Lyft — Uber’s best known rival in the U.S. and global market — has gotten 2016 started off with a bang.
The ridesharing firm announced earlier today (Jan. 4) closing a $1 billion Series F round, half a billion of which came care of GM. That brings Lyft’s total valuation up to $5.5 billion.
So why the big investment from General Motors?
According to reports, the newest investment round will go toward financing a connected network for self-driving cars.
The other half billion was, as reported last week, supplied by Saudi Prince Al-Waleed’s Kingdom Holding Company, Janus Capital Management, and previous investors Didi, Rakuten, and Alibaba.

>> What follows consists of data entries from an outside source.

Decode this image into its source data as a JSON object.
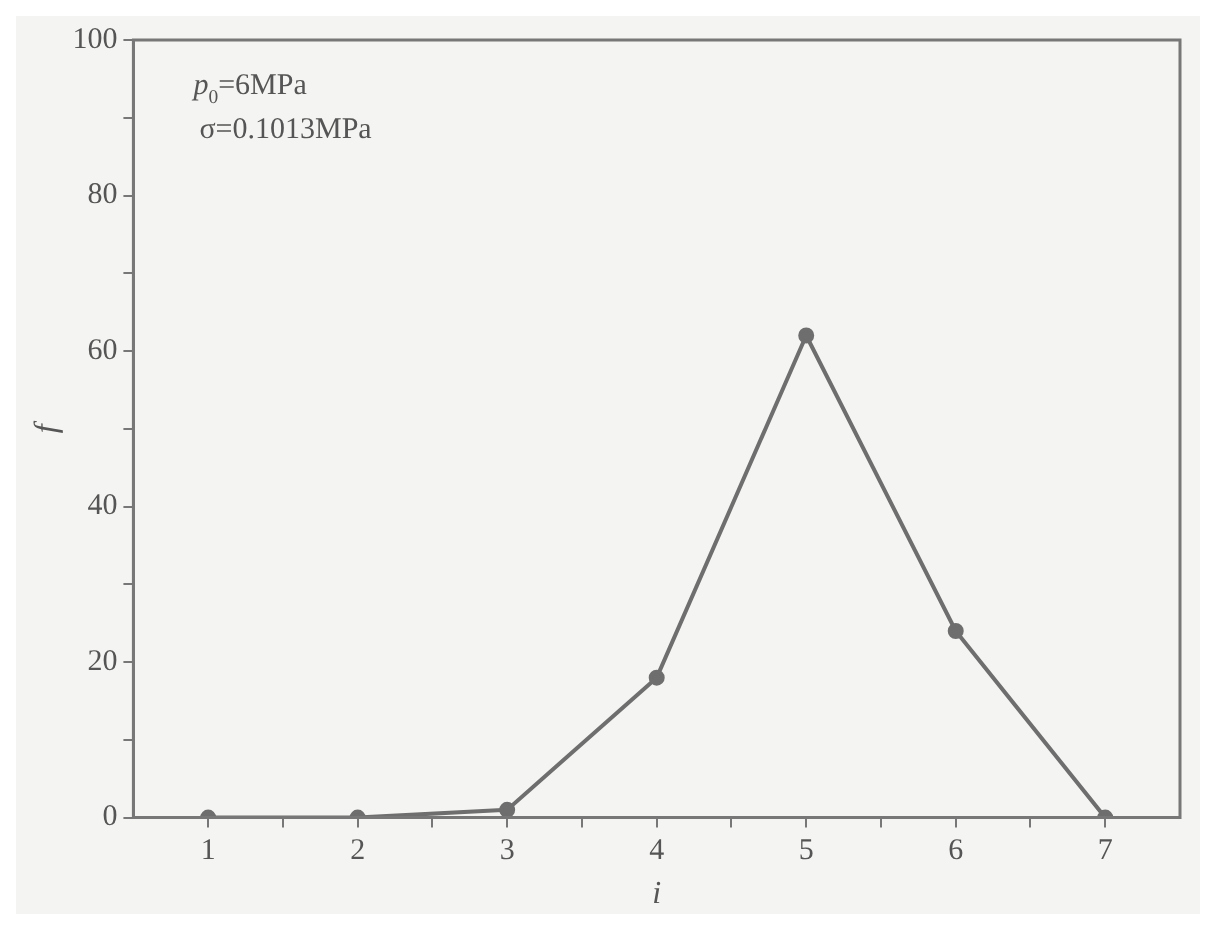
{
  "chart_data": {
    "type": "line",
    "xlabel": "i",
    "ylabel": "f",
    "annotations": [
      "p$_{0}$=6MPa",
      "σ=0.1013MPa"
    ],
    "x": [
      1,
      2,
      3,
      4,
      5,
      6,
      7
    ],
    "series": [
      {
        "color": "#6e6e6e",
        "values": [
          0,
          0,
          1,
          18,
          62,
          24,
          0
        ]
      }
    ],
    "xlim": [
      0.5,
      7.5
    ],
    "xticks": [
      1,
      {
        "value": 1.5,
        "label": null
      },
      2,
      {
        "value": 2.5,
        "label": null
      },
      3,
      {
        "value": 3.5,
        "label": null
      },
      4,
      {
        "value": 4.5,
        "label": null
      },
      5,
      {
        "value": 5.5,
        "label": null
      },
      6,
      {
        "value": 6.5,
        "label": null
      },
      7
    ],
    "ylim": [
      0,
      100
    ],
    "yticks": [
      0,
      {
        "value": 10,
        "label": null
      },
      20,
      {
        "value": 30,
        "label": null
      },
      40,
      {
        "value": 50,
        "label": null
      },
      60,
      {
        "value": 70,
        "label": null
      },
      80,
      {
        "value": 90,
        "label": null
      },
      100
    ],
    "grid": false,
    "legend": false,
    "marker": "circle",
    "line_style": "solid"
  }
}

GM has been working on self-driving vehicle technology for several years and has plans to start testing the autonomous Chevy Volts at several of their corporate campuses nationwide later this year. The tie-in with Lyft is a long-term strategic investment that will allow the two firms to create a fleet of ownerless vehicles for consumer use.

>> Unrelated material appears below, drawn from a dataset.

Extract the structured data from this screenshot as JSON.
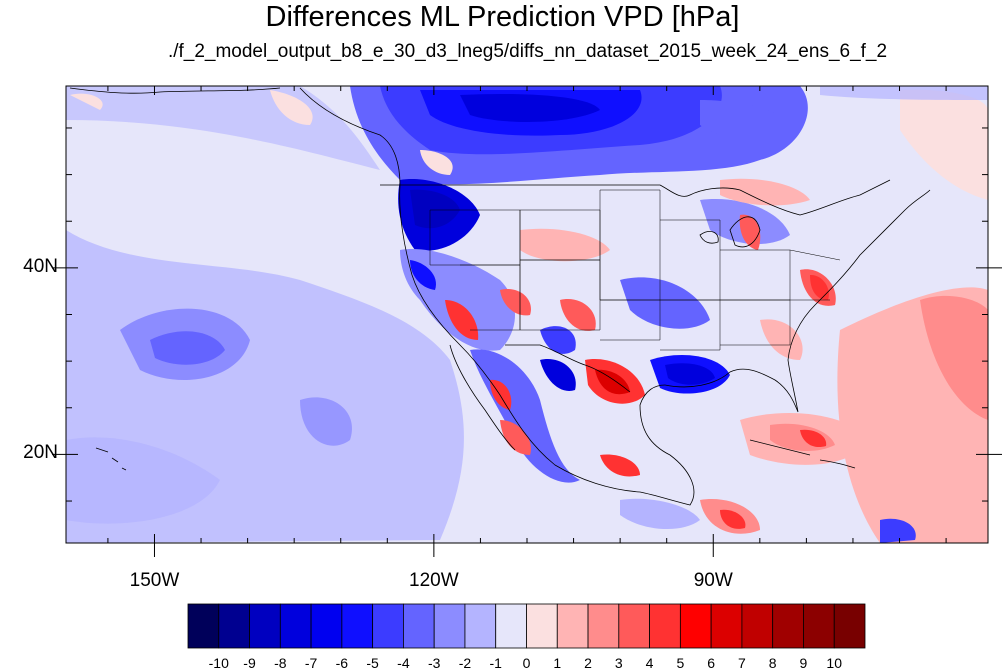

There is not official data available from GM as to when these cars might be available for consumer purchase.
“We’ve seen the growth in the ridesharing space and in particular, Lyft is growing faster than anybody else,” GM president Dan Ammann explained about the investment to TechCrunch.

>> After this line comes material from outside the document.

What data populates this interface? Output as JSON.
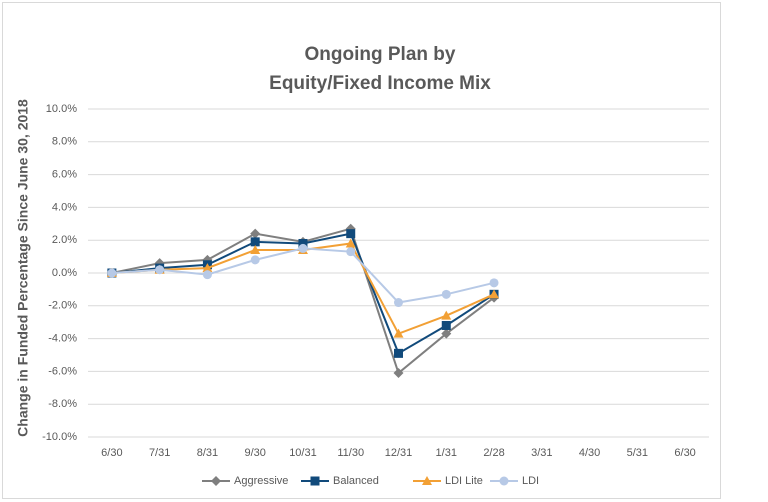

“With GM and Lyft working together, we believe we can successfully implement this vision more rapidly,” Ammann said.
The pair-up also dovetails nicely with the views of Lyft CEO Logan Greene, who has noted that he does not believe consumers will individually purchase self-driving cars, but that they will be desirable to customers who don’t want to own cars so much as they want continuous access to them.
The new pair-up, however will do more than make self-driving cars eventually available at the click of button. Starting immediately, GM will also be providing Lyft drivers with “rental hubs” as providers of short-term vehicles. This move seeks to serve those who might wish to be ridesharing drivers who are unable or unwilling to take on the expense of car ownership.
Drivers who take on rentals from GM will be provided with OnStar services (emergency, security and nav services). That rental agreement for human drivers will likely disappear when Lyft and GM roll out the self-driving cars.
Lyft is not alone in the march toward a more automated future. Rival Uber is also taking on the self-driving issue, but instead of seeking out partnership with an established auto player, the world’s best capitalized ridesharing service is looking to build out its own fleet.
Which play will work better? Hard to say this early. Uber is bigger, more international, more able to expand and worth more (with a bigger bank account). But Lyft has the not inconsiderable sum of a billion dollars to work with and a pretty serious and intimidating partner in its corner. The race will be interesting, if nothing else.